Fort : Tout le monde connaît cette phrase : ce qui ne tue pas rend plus fort. Le grand souhait de Nietzsche demeure celui-ci : si nous pouvions prévoir les conditions dans lesquelles pourront naître les individus de valeur supérieure NzVP IV,195 ! Mais mieux que cela, il propose de créer les conditions dans lesquelles on aura besoin d’hommes plus forts, qui de leur côté auront besoin d’une morale fortifiante NzVP IV,200, d’une ascèse renaturalisée NzVP IV,289. Dans des conditions égales, nombre d’hommes périssent continuellement, l’unique individu sauvé en est d’ordinaire plus fort, parce qu’il a supporté ces circonstances fâcheuses grâce à une force innée indestructible et y a encore trouvé pour cette force exercice et accroisssment : ainsi s’explique le miracle NzHH°242. Il n'hésite pas à parler de disloquer complètement l’âme humaine, la plonger dans l’effroi, dans le gel, dans le feu et dans les ravissements pour qu’elle se libère GM III,20.
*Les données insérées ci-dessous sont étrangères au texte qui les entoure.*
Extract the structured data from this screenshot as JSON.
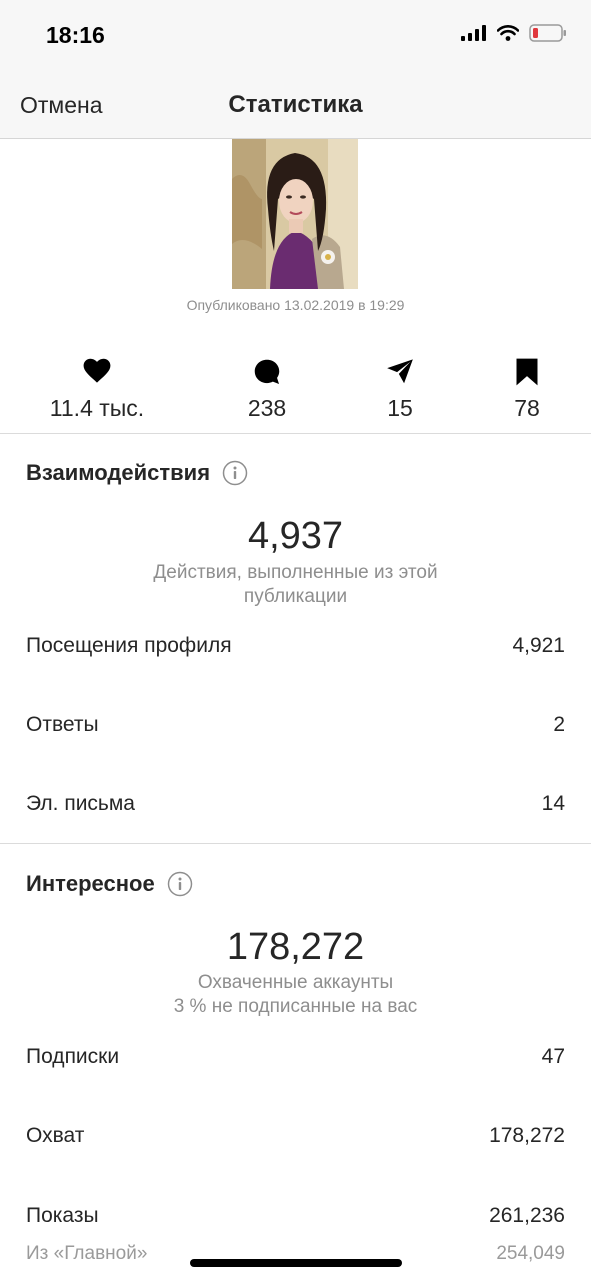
{
  "status_bar": {
    "time": "18:16"
  },
  "nav": {
    "cancel_label": "Отмена",
    "title": "Статистика"
  },
  "post": {
    "published": "Опубликовано 13.02.2019 в 19:29"
  },
  "counters": [
    {
      "icon": "heart-icon",
      "value": "11.4 тыс."
    },
    {
      "icon": "comment-icon",
      "value": "238"
    },
    {
      "icon": "send-icon",
      "value": "15"
    },
    {
      "icon": "bookmark-icon",
      "value": "78"
    }
  ],
  "interactions": {
    "title": "Взаимодействия",
    "total": "4,937",
    "desc_line1": "Действия, выполненные из этой",
    "desc_line2": "публикации",
    "rows": [
      {
        "label": "Посещения профиля",
        "value": "4,921"
      },
      {
        "label": "Ответы",
        "value": "2"
      },
      {
        "label": "Эл. письма",
        "value": "14"
      }
    ]
  },
  "discovery": {
    "title": "Интересное",
    "total": "178,272",
    "desc_line1": "Охваченные аккаунты",
    "desc_line2": "3 % не подписанные на вас",
    "rows": [
      {
        "label": "Подписки",
        "value": "47"
      },
      {
        "label": "Охват",
        "value": "178,272"
      },
      {
        "label": "Показы",
        "value": "261,236"
      },
      {
        "label": "Из «Главной»",
        "value": "254,049"
      }
    ]
  },
  "colors": {
    "text": "#262626",
    "muted": "#8e8e8e",
    "battery_low": "#e0393e",
    "navbar_bg": "#f7f7f7"
  }
}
Evénements : Ce sont les paroles les plus silencieuses qui sèment les tempêtes EH 0,3 

Généalogie * (appelée aussi Psychologie) : C'est l'analyse qui consiste à rapporter les représentations à certains états du corps comme à leur véritable origine, voire leur « origine honteuse » cachée. Elle se donne donc pour tâche d'interpréter des idéaux, non point comme des idées éternelles et des vérités fixes (ainsi que dans la théorie platonicienne des idées), mais comme des signes, des symptômes de certains états du corps, ou plus exactement de l'unité corps-esprit que Nietzschéen, dans Ainsi parlait Zarathoustra, appelle « grande raison ». Cependant, comme le corps, autrement dit les désirs, la volonté, la volonté de puissance sont cachés, ou plutôt ne sont pas de l'ordre de la représentation consciente, claire, simple et rationnelle, mais de nature sensible, affective, plurielle, équivoque et conflictuelle (c'est le corps symbolisé par Nietzsche par la métaphore de l'estomac et d'un organisme social), les idéaux ne sont que les signes et les symptômes de ce qui reste caché (comme, dans la généalogie, le père ou l'ancêtre est caché, invisible). Ainsi, plus tard, chez Freud, restent étroitement liés, dans le rêve, le sens manifeste et le sens latent, le conscient et l'inconscient. La généalogie est donc l'interprétation des signes de ce qui est caché, et non le dévoilement clairet distinct d'une vérité une et simple. Elle est donc déchiffrage d'énigmes, du « langage chiffré des affects », qui s'interprètent comme le texte est interprété par un philologue. Nietzsche utilise souvent cette comparaison avec le décodage d'un texte hiéroglyphique et il la complète avec les diverses images tirées du langage médical de son temps (auscultation, palpation, percussion, symptomatologie), en empruntant son vocabulaire et ses images (mais pas ses concepts) à cette partie de la science médicale qui en son temps s'appelait sémiotique non pas au sens linguistique ou littéraire, mais au sens de la science des signes (grec sémillon) des maladies.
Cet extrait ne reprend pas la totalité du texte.